Scott #366 occupies a special place in US philately: it is one of the rarest Washington-Franklin stamps in existence, not because of political significance or printing error, but because of a paper experiment that most people at the Bureau of Engraving and Printing probably considered routine. Only 4,000 stamps were issued, making it one of the smallest printings of any US regular-issue stamp from the classic era.

The Bluish Paper Story

In early 1909, the Bureau of Engraving and Printing faced a persistent production problem. Stamps were printed by a wet method, which meant the paper absorbed moisture during printing and then shrank as it dried. The shrinkage caused the perforations to misalign from the stamp designs. Some estimates suggest that as many as 20% of sheets had to be discarded because the perforations were too far off-center to be acceptable.

The Bureau experimented with modifying the paper stock to reduce shrinkage. One approach was adding 35% wool rag content to the standard wood pulp paper. The resulting paper had a slightly different texture and, notably, a subtle bluish tint when examined under proper lighting. The bluish color comes not from the paper face but from the gum on the reverse, which takes on a grayish cast compared to the standard yellowish gum.

Stamps printed on this experimental paper were issued beginning February 16, 1909, in eight denominations from 1 cent to 15 cents. They were not treated as new varieties by the Postal Department and were distributed through normal postal channels without any special notice. This meant most were used on actual mail and discarded, with only a fraction surviving for collectors.

The 15-Cent Issue: Extremely Scarce

Of the eight denominations printed on bluish paper, the 15-cent ultramarine (#366) has the smallest surviving population. The total issued quantity was only 4,000 stamps, and since they were not recognized as collectable varieties when distributed, almost none were saved unused. Most that survive today are used examples, and many of those show the damage typical of 19th and early 20th century mail handling.

For comparison, the 1-cent and 2-cent values in the bluish paper series had issue quantities in the hundreds of thousands to over a million. The 15-cent denomination saw essentially no demand in regular commercial mail at that denomination, hence the tiny print run.

Identification and Authentication

Identifying genuine bluish paper stamps requires care, because the visual tint alone is not sufficient. The key identifier is the gum on the reverse:

  • Standard paper gum: Yellow-tinted, typical of era

  • Bluish paper gum: Grayish tone, visible when compared side by side

The stamp design is standard Washington-Franklin: the Washington portrait in the standard oval frame, denomination in the lower margin, "U.S. POSTAGE" above.

Forged bluish paper stamps are well-documented in the philatelic literature. Stamps have been created by chemically treating or painting ordinary stamps to simulate the bluish tint. For #366 specifically, fraudulent perforations on related imperforate varieties are also a concern.

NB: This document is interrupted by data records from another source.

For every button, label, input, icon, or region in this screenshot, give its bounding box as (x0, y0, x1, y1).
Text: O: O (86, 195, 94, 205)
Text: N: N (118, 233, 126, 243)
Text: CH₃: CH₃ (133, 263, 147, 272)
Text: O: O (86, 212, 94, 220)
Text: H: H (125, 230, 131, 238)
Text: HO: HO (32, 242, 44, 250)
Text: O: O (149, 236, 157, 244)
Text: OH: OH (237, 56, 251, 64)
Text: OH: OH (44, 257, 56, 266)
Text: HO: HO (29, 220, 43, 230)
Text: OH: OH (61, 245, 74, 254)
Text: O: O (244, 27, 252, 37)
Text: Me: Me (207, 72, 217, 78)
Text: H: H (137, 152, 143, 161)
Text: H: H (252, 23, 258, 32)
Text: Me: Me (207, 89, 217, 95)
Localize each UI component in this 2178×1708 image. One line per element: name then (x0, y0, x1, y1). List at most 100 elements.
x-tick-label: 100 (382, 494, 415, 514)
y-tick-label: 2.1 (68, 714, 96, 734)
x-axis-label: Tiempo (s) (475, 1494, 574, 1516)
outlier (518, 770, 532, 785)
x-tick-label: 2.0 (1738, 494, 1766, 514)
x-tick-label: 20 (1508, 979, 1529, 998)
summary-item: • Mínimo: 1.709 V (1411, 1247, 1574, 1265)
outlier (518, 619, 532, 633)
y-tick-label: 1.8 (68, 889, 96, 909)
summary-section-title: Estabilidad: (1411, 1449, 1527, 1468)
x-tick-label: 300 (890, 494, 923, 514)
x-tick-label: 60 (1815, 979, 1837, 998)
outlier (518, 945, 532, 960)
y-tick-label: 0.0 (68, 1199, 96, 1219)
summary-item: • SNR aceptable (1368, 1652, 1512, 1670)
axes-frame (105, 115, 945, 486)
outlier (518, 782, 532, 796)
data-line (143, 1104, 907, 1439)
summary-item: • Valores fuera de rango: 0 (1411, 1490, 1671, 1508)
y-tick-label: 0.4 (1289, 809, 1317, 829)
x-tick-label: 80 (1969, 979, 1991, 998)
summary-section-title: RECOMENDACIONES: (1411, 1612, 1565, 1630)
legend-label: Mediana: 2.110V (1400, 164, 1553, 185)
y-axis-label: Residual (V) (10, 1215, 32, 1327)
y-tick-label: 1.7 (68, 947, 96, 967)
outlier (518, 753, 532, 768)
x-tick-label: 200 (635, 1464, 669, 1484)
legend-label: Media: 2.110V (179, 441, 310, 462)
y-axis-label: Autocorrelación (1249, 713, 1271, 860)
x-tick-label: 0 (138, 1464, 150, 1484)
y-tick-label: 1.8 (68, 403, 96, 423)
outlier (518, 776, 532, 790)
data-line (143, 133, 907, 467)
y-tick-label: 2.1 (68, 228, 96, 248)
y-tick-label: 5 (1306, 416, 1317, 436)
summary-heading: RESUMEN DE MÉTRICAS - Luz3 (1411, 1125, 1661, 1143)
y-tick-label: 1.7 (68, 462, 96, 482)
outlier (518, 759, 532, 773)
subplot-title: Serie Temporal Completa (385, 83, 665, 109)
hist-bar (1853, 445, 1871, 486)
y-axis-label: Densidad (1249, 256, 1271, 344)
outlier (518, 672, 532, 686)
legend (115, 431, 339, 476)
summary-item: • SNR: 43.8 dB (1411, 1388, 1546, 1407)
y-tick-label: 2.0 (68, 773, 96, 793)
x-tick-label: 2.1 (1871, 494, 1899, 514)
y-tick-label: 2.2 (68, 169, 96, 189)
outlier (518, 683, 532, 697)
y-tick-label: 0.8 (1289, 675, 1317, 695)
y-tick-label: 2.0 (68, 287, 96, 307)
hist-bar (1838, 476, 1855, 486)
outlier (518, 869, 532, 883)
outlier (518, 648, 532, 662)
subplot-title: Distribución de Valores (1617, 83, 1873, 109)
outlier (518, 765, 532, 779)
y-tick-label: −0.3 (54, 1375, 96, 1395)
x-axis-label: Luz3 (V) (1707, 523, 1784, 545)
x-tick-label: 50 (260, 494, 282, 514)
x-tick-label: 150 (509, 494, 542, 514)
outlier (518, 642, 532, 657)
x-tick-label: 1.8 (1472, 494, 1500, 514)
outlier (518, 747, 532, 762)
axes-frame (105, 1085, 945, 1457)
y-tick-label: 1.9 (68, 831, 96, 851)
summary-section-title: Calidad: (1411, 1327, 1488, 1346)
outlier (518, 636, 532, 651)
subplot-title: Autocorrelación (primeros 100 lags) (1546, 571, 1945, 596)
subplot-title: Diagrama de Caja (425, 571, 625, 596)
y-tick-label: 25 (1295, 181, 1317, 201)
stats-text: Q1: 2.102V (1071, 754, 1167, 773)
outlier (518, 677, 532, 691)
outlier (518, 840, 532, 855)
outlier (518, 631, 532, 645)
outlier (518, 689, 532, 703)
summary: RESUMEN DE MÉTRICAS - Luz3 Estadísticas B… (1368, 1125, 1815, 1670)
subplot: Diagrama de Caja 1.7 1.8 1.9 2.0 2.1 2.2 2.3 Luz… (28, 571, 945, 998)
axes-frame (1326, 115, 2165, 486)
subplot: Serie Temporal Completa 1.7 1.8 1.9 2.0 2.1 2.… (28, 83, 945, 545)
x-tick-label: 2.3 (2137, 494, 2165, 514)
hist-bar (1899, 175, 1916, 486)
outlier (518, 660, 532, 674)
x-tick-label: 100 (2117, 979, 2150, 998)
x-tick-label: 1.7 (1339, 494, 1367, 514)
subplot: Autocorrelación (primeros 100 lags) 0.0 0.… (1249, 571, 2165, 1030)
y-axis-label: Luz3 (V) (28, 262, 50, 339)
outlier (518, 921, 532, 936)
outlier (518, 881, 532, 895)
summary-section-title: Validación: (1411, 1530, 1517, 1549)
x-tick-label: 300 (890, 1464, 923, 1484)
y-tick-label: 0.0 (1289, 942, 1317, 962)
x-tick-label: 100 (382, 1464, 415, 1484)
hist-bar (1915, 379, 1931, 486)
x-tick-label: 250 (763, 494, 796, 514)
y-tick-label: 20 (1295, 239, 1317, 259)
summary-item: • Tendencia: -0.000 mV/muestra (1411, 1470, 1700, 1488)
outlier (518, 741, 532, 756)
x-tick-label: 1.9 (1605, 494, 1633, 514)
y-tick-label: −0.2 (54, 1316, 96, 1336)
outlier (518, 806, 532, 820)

A certificate from the Philatelic Foundation (PF) or Philatelic Stamp Authentication and Grading (PSAG) is essentially mandatory for any serious purchase. The PF has extensive comparison material and can definitively authenticate genuine bluish paper stamps.

Values by Grade

Scott 2024 Catalogue values and market reality:

Grade Used Value Unused (OG) Value
Superb 98 $1,500+ $4,000+
Extremely Fine 90 $600 - $900 $2,000 - $3,500
Very Fine 80 $300 - $500 $1,200 - $2,000
Fine-VF 75 $180 - $280 $700 - $1,200
Fine 70 $120 - $180 $450 - $700
Very Good 60 $60 - $100 $200 - $400

Scott 2024 Catalogue lists the used value at approximately $300 and unused (OG) at around $1,200 for F-VF grade examples. Certified examples consistently sell at or above catalogue.

Why This Stamp Matters

For collectors of Washington-Franklin issues, completing a set of the bluish paper varieties is one of the great challenges of US philately. The more common denominations can be found with patience, but the 15-cent #366 requires both significant budget and genuine luck. Finding a certified VF example is an event.

The stamp's scarcity is not manufactured or artificial: it comes directly from the postal economics of 1909, when 15-cent rates applied to heavy foreign mail and very few businesses needed that denomination. Those who kept and saved stamps simply had no reason to look for this variety, and by the time collectors understood the bluish paper issue's significance, most examples were long gone.

For a collector who loves the documentary evidence of postal history, there is something compelling about a stamp whose rarity comes directly from the mundane reality of printing chemistry in an era before anyone thought to preserve it.